Software and Implementation Tools
To run these models locally, several tools have updated their support for the Gemma 4 architecture. Because Google released Quantization Aware Training (QAT) checkpoints, the 4-bit versions of these models maintain a much higher quality than standard post-training quantization methods.
- Ollama: The easiest way to get started. A single command like
ollama run gemma4:26bwill handle the download and configuration. - LM Studio: Provides a GUI for selecting specific quantization levels and monitoring VRAM usage in real-time.
- Transformers (Hugging Face): For developers, the latest
transformerslibrary supports the native audio and vision processors required for the E-series models. - Cloud Run (Serverless): For those who lack the hardware to meet gemma 4 vram requirements, Google Cloud now allows serving the 31B model on G4 instances (Nvidia RTX 6000 Pro) in a serverless fashion.
You can find the official weights and model cards on the Gemma Hugging Face page to explore the base and instruction-tuned versions.
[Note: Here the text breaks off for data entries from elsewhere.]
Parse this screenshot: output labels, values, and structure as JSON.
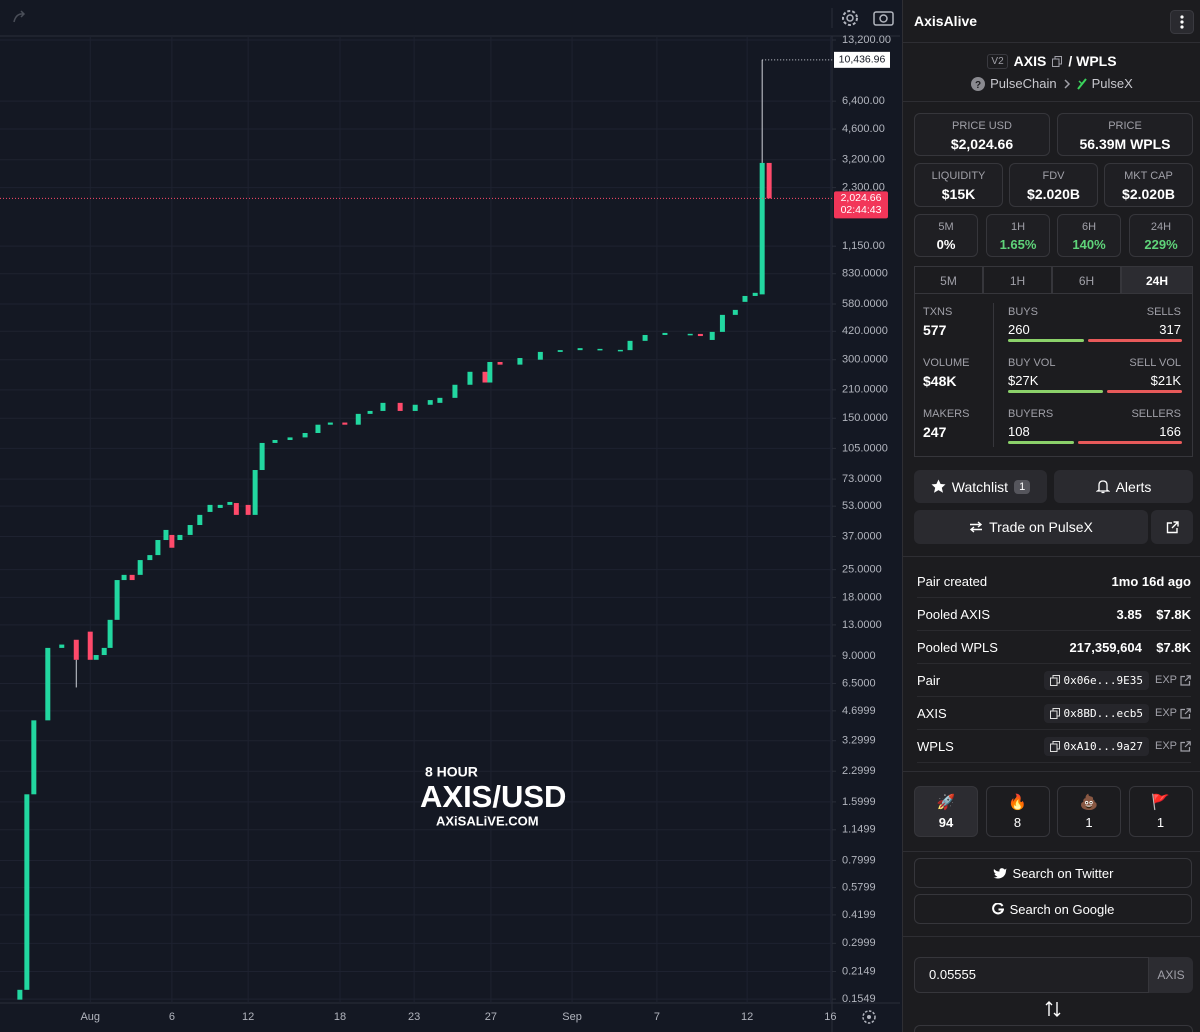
{
  "chart_data": {
    "type": "candlestick",
    "log_y": true,
    "grid": true,
    "watermark": {
      "interval": "8 HOUR",
      "symbol": "AXIS/USD",
      "site": "AXiSALiVE.COM"
    },
    "up_color": "#22d7a0",
    "down_color": "#ff4a6b",
    "xlim": [
      -3,
      151.9
    ],
    "ylim": [
      0.148,
      13840
    ],
    "xticks": [
      {
        "value": 13.8,
        "label": "Aug"
      },
      {
        "value": 29,
        "label": "6"
      },
      {
        "value": 43.2,
        "label": "12"
      },
      {
        "value": 60.3,
        "label": "18"
      },
      {
        "value": 74.1,
        "label": "23"
      },
      {
        "value": 88.4,
        "label": "27"
      },
      {
        "value": 103.5,
        "label": "Sep"
      },
      {
        "value": 119.3,
        "label": "7"
      },
      {
        "value": 136.1,
        "label": "12"
      },
      {
        "value": 151.6,
        "label": "16"
      }
    ],
    "yticks": [
      {
        "value": 13200,
        "label": "13,200.00"
      },
      {
        "value": 6400,
        "label": "6,400.00"
      },
      {
        "value": 4600,
        "label": "4,600.00"
      },
      {
        "value": 3200,
        "label": "3,200.00"
      },
      {
        "value": 2300,
        "label": "2,300.00"
      },
      {
        "value": 1150,
        "label": "1,150.00"
      },
      {
        "value": 830,
        "label": "830.0000"
      },
      {
        "value": 580,
        "label": "580.0000"
      },
      {
        "value": 420,
        "label": "420.0000"
      },
      {
        "value": 300,
        "label": "300.0000"
      },
      {
        "value": 210,
        "label": "210.0000"
      },
      {
        "value": 150,
        "label": "150.0000"
      },
      {
        "value": 105,
        "label": "105.0000"
      },
      {
        "value": 73,
        "label": "73.0000"
      },
      {
        "value": 53,
        "label": "53.0000"
      },
      {
        "value": 37,
        "label": "37.0000"
      },
      {
        "value": 25,
        "label": "25.0000"
      },
      {
        "value": 18,
        "label": "18.0000"
      },
      {
        "value": 13,
        "label": "13.0000"
      },
      {
        "value": 9,
        "label": "9.0000"
      },
      {
        "value": 6.5,
        "label": "6.5000"
      },
      4.6999,
      3.2999,
      2.2999,
      1.5999,
      1.1499,
      0.7999,
      0.5799,
      0.4199,
      0.2999,
      0.2149,
      0.1549
    ],
    "candles": [
      {
        "t": 0.7,
        "o": 0.154,
        "c": 0.173
      },
      {
        "t": 2.0,
        "o": 0.173,
        "c": 1.75
      },
      {
        "t": 3.3,
        "o": 1.75,
        "c": 4.2
      },
      {
        "t": 5.9,
        "o": 4.2,
        "c": 9.9
      },
      {
        "t": 8.5,
        "o": 9.9,
        "c": 10.3
      },
      {
        "t": 11.2,
        "o": 10.9,
        "c": 8.6,
        "l": 6.2
      },
      {
        "t": 13.8,
        "o": 12.0,
        "c": 8.6
      },
      {
        "t": 14.9,
        "o": 8.6,
        "c": 9.1
      },
      {
        "t": 16.4,
        "o": 9.1,
        "c": 9.9
      },
      {
        "t": 17.5,
        "o": 9.9,
        "c": 13.8
      },
      {
        "t": 18.8,
        "o": 13.8,
        "c": 22.1
      },
      {
        "t": 20.1,
        "o": 22.1,
        "c": 23.5
      },
      {
        "t": 21.6,
        "o": 23.5,
        "c": 22.1
      },
      {
        "t": 23.1,
        "o": 23.5,
        "c": 28.0
      },
      {
        "t": 24.9,
        "o": 28.0,
        "c": 29.7
      },
      {
        "t": 26.4,
        "o": 29.7,
        "c": 35.5
      },
      {
        "t": 27.9,
        "o": 35.5,
        "c": 40.0
      },
      {
        "t": 29.0,
        "o": 37.7,
        "c": 32.4
      },
      {
        "t": 30.5,
        "o": 35.5,
        "c": 37.7
      },
      {
        "t": 32.4,
        "o": 37.7,
        "c": 42.4
      },
      {
        "t": 34.2,
        "o": 42.4,
        "c": 47.8
      },
      {
        "t": 36.1,
        "o": 49.5,
        "c": 53.8
      },
      {
        "t": 38.0,
        "o": 51.9,
        "c": 53.8
      },
      {
        "t": 39.8,
        "o": 53.8,
        "c": 55.7
      },
      {
        "t": 41.0,
        "o": 55.0,
        "c": 47.8
      },
      {
        "t": 43.2,
        "o": 53.8,
        "c": 47.8
      },
      {
        "t": 44.5,
        "o": 47.8,
        "c": 81.3
      },
      {
        "t": 45.8,
        "o": 81.3,
        "c": 112
      },
      {
        "t": 48.2,
        "o": 112,
        "c": 116
      },
      {
        "t": 51.0,
        "o": 116,
        "c": 119.6
      },
      {
        "t": 53.8,
        "o": 119.6,
        "c": 126
      },
      {
        "t": 56.2,
        "o": 126,
        "c": 139
      },
      {
        "t": 58.5,
        "o": 139,
        "c": 142.6
      },
      {
        "t": 61.2,
        "o": 142.6,
        "c": 139
      },
      {
        "t": 63.7,
        "o": 139,
        "c": 158
      },
      {
        "t": 65.9,
        "o": 158,
        "c": 163.6
      },
      {
        "t": 68.3,
        "o": 163.6,
        "c": 180
      },
      {
        "t": 71.5,
        "o": 180,
        "c": 163.6
      },
      {
        "t": 74.3,
        "o": 163.6,
        "c": 176
      },
      {
        "t": 77.1,
        "o": 176,
        "c": 186
      },
      {
        "t": 78.9,
        "o": 180,
        "c": 191
      },
      {
        "t": 81.7,
        "o": 191,
        "c": 223
      },
      {
        "t": 84.5,
        "o": 223,
        "c": 260
      },
      {
        "t": 87.3,
        "o": 260,
        "c": 229
      },
      {
        "t": 88.2,
        "o": 229,
        "c": 292
      },
      {
        "t": 90.1,
        "o": 292,
        "c": 283
      },
      {
        "t": 93.8,
        "o": 283,
        "c": 306
      },
      {
        "t": 97.6,
        "o": 300,
        "c": 329
      },
      {
        "t": 101.3,
        "o": 329,
        "c": 336
      },
      {
        "t": 105.0,
        "o": 336,
        "c": 344
      },
      {
        "t": 108.7,
        "o": 340,
        "c": 341
      },
      {
        "t": 112.5,
        "o": 336,
        "c": 337
      },
      {
        "t": 114.3,
        "o": 336,
        "c": 375
      },
      {
        "t": 117.1,
        "o": 375,
        "c": 402
      },
      {
        "t": 120.8,
        "o": 402,
        "c": 412
      },
      {
        "t": 125.5,
        "o": 407,
        "c": 407.5
      },
      {
        "t": 127.4,
        "o": 407,
        "c": 397
      },
      {
        "t": 129.6,
        "o": 379,
        "c": 417
      },
      {
        "t": 131.5,
        "o": 417,
        "c": 510
      },
      {
        "t": 133.9,
        "o": 510,
        "c": 541
      },
      {
        "t": 135.7,
        "o": 595,
        "c": 638
      },
      {
        "t": 137.6,
        "o": 638,
        "c": 662
      },
      {
        "t": 138.9,
        "o": 650,
        "c": 3081,
        "h": 10436.96
      },
      {
        "t": 140.2,
        "o": 3081,
        "c": 2024.66
      }
    ],
    "high_marker": {
      "value": 10436.96,
      "label": "10,436.96"
    },
    "last_price": {
      "value": 2024.66,
      "label": "2,024.66"
    },
    "countdown": "02:44:43"
  },
  "panel": {
    "title": "AxisAlive",
    "pair": {
      "version": "V2",
      "base": "AXIS",
      "quote": "/ WPLS",
      "chain": "PulseChain",
      "dex": "PulseX"
    },
    "stats": [
      {
        "label": "PRICE USD",
        "value": "$2,024.66"
      },
      {
        "label": "PRICE",
        "value": "56.39M WPLS"
      },
      {
        "label": "LIQUIDITY",
        "value": "$15K"
      },
      {
        "label": "FDV",
        "value": "$2.020B"
      },
      {
        "label": "MKT CAP",
        "value": "$2.020B"
      }
    ],
    "changes": [
      {
        "label": "5M",
        "value": "0%"
      },
      {
        "label": "1H",
        "value": "1.65%"
      },
      {
        "label": "6H",
        "value": "140%"
      },
      {
        "label": "24H",
        "value": "229%"
      }
    ],
    "tabs": [
      "5M",
      "1H",
      "6H",
      "24H"
    ],
    "activity": [
      {
        "label": "TXNS",
        "value": 577,
        "left_label": "BUYS",
        "left": 260,
        "right_label": "SELLS",
        "right": 317
      },
      {
        "label": "VOLUME",
        "value": "$48K",
        "left_label": "BUY VOL",
        "left": "$27K",
        "right_label": "SELL VOL",
        "right": "$21K"
      },
      {
        "label": "MAKERS",
        "value": 247,
        "left_label": "BUYERS",
        "left": 108,
        "right_label": "SELLERS",
        "right": 166
      }
    ],
    "watchlist": {
      "label": "Watchlist",
      "count": 1
    },
    "alerts": "Alerts",
    "trade": "Trade on PulseX",
    "info": [
      {
        "label": "Pair created",
        "value": "1mo 16d ago"
      },
      {
        "label": "Pooled AXIS",
        "value": "3.85",
        "usd": "$7.8K"
      },
      {
        "label": "Pooled WPLS",
        "value": "217,359,604",
        "usd": "$7.8K"
      }
    ],
    "addresses": [
      {
        "label": "Pair",
        "address": "0x06e...9E35",
        "link": "EXP"
      },
      {
        "label": "AXIS",
        "address": "0x8BD...ecb5",
        "link": "EXP"
      },
      {
        "label": "WPLS",
        "address": "0xA10...9a27",
        "link": "EXP"
      }
    ],
    "reactions": [
      {
        "icon": "🚀",
        "count": 94
      },
      {
        "icon": "🔥",
        "count": 8
      },
      {
        "icon": "💩",
        "count": 1
      },
      {
        "icon": "🚩",
        "count": 1
      }
    ],
    "search": [
      "Search on Twitter",
      "Search on Google"
    ],
    "amount": {
      "value": "0.05555",
      "unit": "AXIS"
    }
  }
}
Hardware Recommendations for 2026
If you are building a PC specifically to handle the gemma 4 vram requirements, consider the following tiers based on your intended use case:
- The Budget Enthusiast: An RTX 3060 (12GB) or RTX 4060 Ti (16GB). This will comfortably run the E-series models and the 26B MoE at high quantization.
- The Power User: An RTX 3090 or 4090 (24GB). This is the gold standard for local LLMs in 2026, allowing you to run the 26B MoE or 31B Dense models with enough room for a decent context window.
- The Professional Developer: An RTX 6000 Ada (48GB) or a Mac Studio with 64GB+ Unified Memory. These setups allow for running the larger models at 8-bit precision or higher, which is critical for fine-tuning tasks.
FAQ
Q: Can I run Gemma 4 on a CPU if I don't meet the VRAM requirements?
A: Yes, using tools like llama.cpp, you can offload layers to your system RAM. However, the generation speed (tokens per second) will be significantly slower, especially for the 31B Workstation model.
Q: Does the 26B MoE model use less VRAM than the 31B Dense model?
A: Not necessarily. While the "active" parameters are lower (3.8B), the entire 26B model must still reside in your VRAM for the experts to be swapped in and out during the forward pass. The primary benefit of the MoE architecture is faster inference speed, not a lower memory footprint.
Q: What is the minimum VRAM needed for the vision and audio features?
A: The gemma 4 vram requirements for the smallest model (E2B) with vision and audio enabled are approximately 2GB at 4-bit quantization. This makes it possible to run on almost any modern laptop or high-end mobile device.
Q: Is the Apache 2.0 license applicable to all Gemma 4 models?
A: Yes, Google has moved away from custom restrictive licenses. You can modify, fine-tune, and deploy all Gemma 4 models commercially without the "don't compete" clauses found in previous versions.